One reason could be the difference in weather conditions. At the time of the Escape's quick run, the ambient temp was 76 degrees. The Maverick enjoyed testing temps 10 degrees cooler with more favorable atmospheric conditions, so its engine was likely producing more power. Additionally, because the Maverick is set up for truck duty, it gets a higher final drive ratio (3.63:1) versus the Escape's (3.47:1), which means more torque at the wheels and better low-end acceleration.
But wait, there's more! If you have the Maverick's 4,000-pound tow package, as our test car did, you get an even higher final drive ratio of 3.81:1. This gearing difference alone means our Maverick test car produced about 9.8% more torque at the wheels than our Escape test car did.
So the Maverick and Santa Cruz are pretty close in terms of acceleration, but how about braking and handling? Well, in our panic-stop test from 60 mph, they are dead even down to the foot, both getting it done in a respectable 119 feet. Each truck wears its own flavor of Michelin-brand all-season tires, but the Santa Cruz's are slightly wider 245-mm wide tires to the Mav's 225-mm rubber. The extra tire width likely played a factor in skidpad performance — the Maverick wasn't able to match the Santa Cruz's average of 0.85 g, only mustering a mediocre 0.80 g average on its best lap.

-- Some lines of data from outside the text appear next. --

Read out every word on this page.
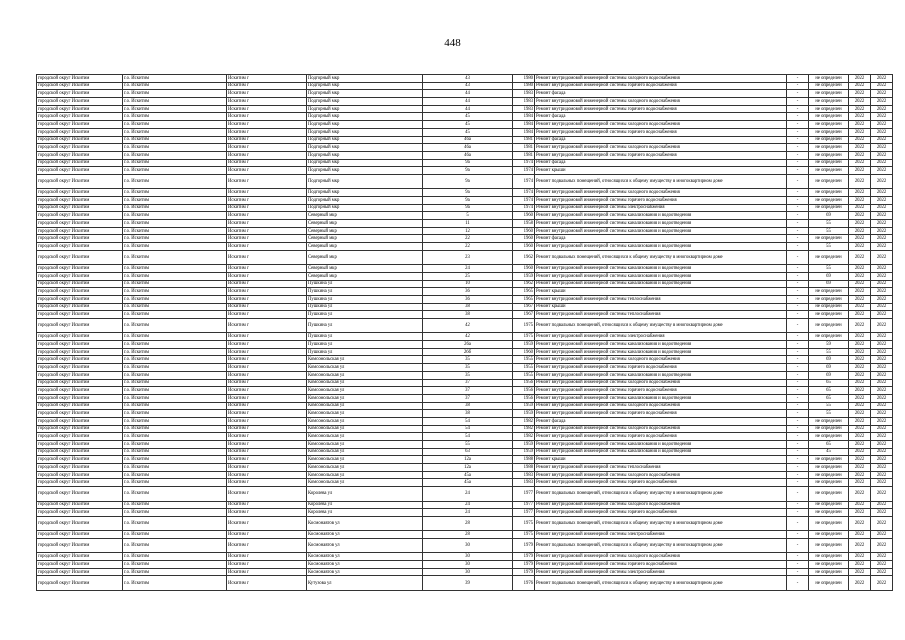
448
городской округ Искитим	г.о. Искитим	Искитим г	Подгорный мкр	43	1980	Ремонт внутридомовой инженерной системы холодного водоснабжения	-	не определен	2022	2022
городской округ Искитим	г.о. Искитим	Искитим г	Подгорный мкр	43	1980	Ремонт внутридомовой инженерной системы горячего водоснабжения	-	не определен	2022	2022
городской округ Искитим	г.о. Искитим	Искитим г	Подгорный мкр	44	1983	Ремонт фасада	-	не определен	2022	2022
городской округ Искитим	г.о. Искитим	Искитим г	Подгорный мкр	44	1983	Ремонт внутридомовой инженерной системы холодного водоснабжения	-	не определен	2022	2022
городской округ Искитим	г.о. Искитим	Искитим г	Подгорный мкр	44	1983	Ремонт внутридомовой инженерной системы горячего водоснабжения	-	не определен	2022	2022
городской округ Искитим	г.о. Искитим	Искитим г	Подгорный мкр	45	1984	Ремонт фасада	-	не определен	2022	2022
городской округ Искитим	г.о. Искитим	Искитим г	Подгорный мкр	45	1984	Ремонт внутридомовой инженерной системы холодного водоснабжения	-	не определен	2022	2022
городской округ Искитим	г.о. Искитим	Искитим г	Подгорный мкр	45	1984	Ремонт внутридомовой инженерной системы горячего водоснабжения	-	не определен	2022	2022
городской округ Искитим	г.о. Искитим	Искитим г	Подгорный мкр	46а	1981	Ремонт фасада	-	не определен	2022	2022
городской округ Искитим	г.о. Искитим	Искитим г	Подгорный мкр	46а	1981	Ремонт внутридомовой инженерной системы холодного водоснабжения	-	не определен	2022	2022
городской округ Искитим	г.о. Искитим	Искитим г	Подгорный мкр	46а	1981	Ремонт внутридомовой инженерной системы горячего водоснабжения	-	не определен	2022	2022
городской округ Искитим	г.о. Искитим	Искитим г	Подгорный мкр	9а	1974	Ремонт фасада	-	не определен	2022	2022
городской округ Искитим	г.о. Искитим	Искитим г	Подгорный мкр	9а	1974	Ремонт крыши	-	не определен	2022	2022
городской округ Искитим	г.о. Искитим	Искитим г	Подгорный мкр	9а	1974	Ремонт подвальных помещений, относящихся к общему имуществу в многоквартирном доме	-	не определен	2022	2022
городской округ Искитим	г.о. Искитим	Искитим г	Подгорный мкр	9а	1974	Ремонт внутридомовой инженерной системы холодного водоснабжения	-	не определен	2022	2022
городской округ Искитим	г.о. Искитим	Искитим г	Подгорный мкр	9а	1974	Ремонт внутридомовой инженерной системы горячего водоснабжения	-	не определен	2022	2022
городской округ Искитим	г.о. Искитим	Искитим г	Подгорный мкр	9а	1974	Ремонт внутридомовой инженерной системы электроснабжения	-	не определен	2022	2022
городской округ Искитим	г.о. Искитим	Искитим г	Северный мкр	5	1960	Ремонт внутридомовой инженерной системы канализования и водоотведения	-	69	2022	2022
городской округ Искитим	г.о. Искитим	Искитим г	Северный мкр	11	1958	Ремонт внутридомовой инженерной системы канализования и водоотведения	-	55	2022	2022
городской округ Искитим	г.о. Искитим	Искитим г	Северный мкр	12	1960	Ремонт внутридомовой инженерной системы канализования и водоотведения	-	55	2022	2022
городской округ Искитим	г.о. Искитим	Искитим г	Северный мкр	22	1960	Ремонт фасада	-	не определен	2022	2022
городской округ Искитим	г.о. Искитим	Искитим г	Северный мкр	22	1960	Ремонт внутридомовой инженерной системы канализования и водоотведения	-	55	2022	2022
городской округ Искитим	г.о. Искитим	Искитим г	Северный мкр	23	1962	Ремонт подвальных помещений, относящихся к общему имуществу в многоквартирном доме	-	не определен	2022	2022
городской округ Искитим	г.о. Искитим	Искитим г	Северный мкр	24	1960	Ремонт внутридомовой инженерной системы канализования и водоотведения	-	55	2022	2022
городской округ Искитим	г.о. Искитим	Искитим г	Северный мкр	25	1959	Ремонт внутридомовой инженерной системы канализования и водоотведения	-	69	2022	2022
городской округ Искитим	г.о. Искитим	Искитим г	Пушкина ул	10	1962	Ремонт внутридомовой инженерной системы канализования и водоотведения	-	69	2022	2022
городской округ Искитим	г.о. Искитим	Искитим г	Пушкина ул	36	1965	Ремонт крыши	-	не определен	2022	2022
городской округ Искитим	г.о. Искитим	Искитим г	Пушкина ул	36	1965	Ремонт внутридомовой инженерной системы теплоснабжения	-	не определен	2022	2022
городской округ Искитим	г.о. Искитим	Искитим г	Пушкина ул	38	1967	Ремонт крыши	-	не определен	2022	2022
городской округ Искитим	г.о. Искитим	Искитим г	Пушкина ул	38	1967	Ремонт внутридомовой инженерной системы теплоснабжения	-	не определен	2022	2022
городской округ Искитим	г.о. Искитим	Искитим г	Пушкина ул	42	1975	Ремонт подвальных помещений, относящихся к общему имуществу в многоквартирном доме	-	не определен	2022	2022
городской округ Искитим	г.о. Искитим	Искитим г	Пушкина ул	42	1975	Ремонт внутридомовой инженерной системы электроснабжения	-	не определен	2022	2022
городской округ Искитим	г.о. Искитим	Искитим г	Пушкина ул	26а	1959	Ремонт внутридомовой инженерной системы канализования и водоотведения	-	59	2022	2022
городской округ Искитим	г.о. Искитим	Искитим г	Пушкина ул	26б	1960	Ремонт внутридомовой инженерной системы канализования и водоотведения	-	55	2022	2022
городской округ Искитим	г.о. Искитим	Искитим г	Комсомольская ул	35	1955	Ремонт внутридомовой инженерной системы холодного водоснабжения	-	69	2022	2022
городской округ Искитим	г.о. Искитим	Искитим г	Комсомольская ул	35	1955	Ремонт внутридомовой инженерной системы горячего водоснабжения	-	69	2022	2022
городской округ Искитим	г.о. Искитим	Искитим г	Комсомольская ул	35	1955	Ремонт внутридомовой инженерной системы канализования и водоотведения	-	69	2022	2022
городской округ Искитим	г.о. Искитим	Искитим г	Комсомольская ул	37	1956	Ремонт внутридомовой инженерной системы холодного водоснабжения	-	65	2022	2022
городской округ Искитим	г.о. Искитим	Искитим г	Комсомольская ул	37	1956	Ремонт внутридомовой инженерной системы горячего водоснабжения	-	65	2022	2022
городской округ Искитим	г.о. Искитим	Искитим г	Комсомольская ул	37	1956	Ремонт внутридомовой инженерной системы канализования и водоотведения	-	65	2022	2022
городской округ Искитим	г.о. Искитим	Искитим г	Комсомольская ул	38	1959	Ремонт внутридомовой инженерной системы холодного водоснабжения	-	55	2022	2022
городской округ Искитим	г.о. Искитим	Искитим г	Комсомольская ул	38	1959	Ремонт внутридомовой инженерной системы горячего водоснабжения	-	55	2022	2022
городской округ Искитим	г.о. Искитим	Искитим г	Комсомольская ул	54	1982	Ремонт фасада	-	не определен	2022	2022
городской округ Искитим	г.о. Искитим	Искитим г	Комсомольская ул	54	1982	Ремонт внутридомовой инженерной системы холодного водоснабжения	-	не определен	2022	2022
городской округ Искитим	г.о. Искитим	Искитим г	Комсомольская ул	54	1982	Ремонт внутридомовой инженерной системы горячего водоснабжения	-	не определен	2022	2022
городской округ Искитим	г.о. Искитим	Искитим г	Комсомольская ул	55	1959	Ремонт внутридомовой инженерной системы канализования и водоотведения	-	65	2022	2022
городской округ Искитим	г.о. Искитим	Искитим г	Комсомольская ул	63	1959	Ремонт внутридомовой инженерной системы канализования и водоотведения	-	45	2022	2022
городской округ Искитим	г.о. Искитим	Искитим г	Комсомольская ул	12а	1988	Ремонт крыши	-	не определен	2022	2022
городской округ Искитим	г.о. Искитим	Искитим г	Комсомольская ул	12а	1988	Ремонт внутридомовой инженерной системы теплоснабжения	-	не определен	2022	2022
городской округ Искитим	г.о. Искитим	Искитим г	Комсомольская ул	45а	1983	Ремонт внутридомовой инженерной системы холодного водоснабжения	-	не определен	2022	2022
городской округ Искитим	г.о. Искитим	Искитим г	Комсомольская ул	45а	1983	Ремонт внутридомовой инженерной системы горячего водоснабжения	-	не определен	2022	2022
городской округ Искитим	г.о. Искитим	Искитим г	Королева ул	24	1977	Ремонт подвальных помещений, относящихся к общему имуществу в многоквартирном доме	-	не определен	2022	2022
городской округ Искитим	г.о. Искитим	Искитим г	Королева ул	24	1977	Ремонт внутридомовой инженерной системы холодного водоснабжения	-	не определен	2022	2022
городской округ Искитим	г.о. Искитим	Искитим г	Королева ул	24	1977	Ремонт внутридомовой инженерной системы горячего водоснабжения	-	не определен	2022	2022
городской округ Искитим	г.о. Искитим	Искитим г	Космонавтов ул	28	1975	Ремонт подвальных помещений, относящихся к общему имуществу в многоквартирном доме	-	не определен	2022	2022
городской округ Искитим	г.о. Искитим	Искитим г	Космонавтов ул	28	1975	Ремонт внутридомовой инженерной системы электроснабжения	-	не определен	2022	2022
городской округ Искитим	г.о. Искитим	Искитим г	Космонавтов ул	30	1979	Ремонт подвальных помещений, относящихся к общему имуществу в многоквартирном доме	-	не определен	2022	2022
городской округ Искитим	г.о. Искитим	Искитим г	Космонавтов ул	30	1979	Ремонт внутридомовой инженерной системы холодного водоснабжения	-	не определен	2022	2022
городской округ Искитим	г.о. Искитим	Искитим г	Космонавтов ул	30	1979	Ремонт внутридомовой инженерной системы горячего водоснабжения	-	не определен	2022	2022
городской округ Искитим	г.о. Искитим	Искитим г	Космонавтов ул	30	1979	Ремонт внутридомовой инженерной системы электроснабжения	-	не определен	2022	2022
городской округ Искитим	г.о. Искитим	Искитим г	Кутузова ул	39	1976	Ремонт подвальных помещений, относящихся к общему имуществу в многоквартирном доме	-	не определен	2022	2022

While skidpad numbers don't always paint the full picture, the Mav's relatively mediocre road-holding performance pretty much translates to its handling experience as a whole. If Ford's intention was to make this handle and feel like a smaller truck, it's succeeded. The Maverick's size still lends some natural nimbleness, which makes it better to drive than a midsize Ford Ranger, but it feels much less composed and its body less rigid than the Santa Cruz, which doesn't handle like a truck in the least.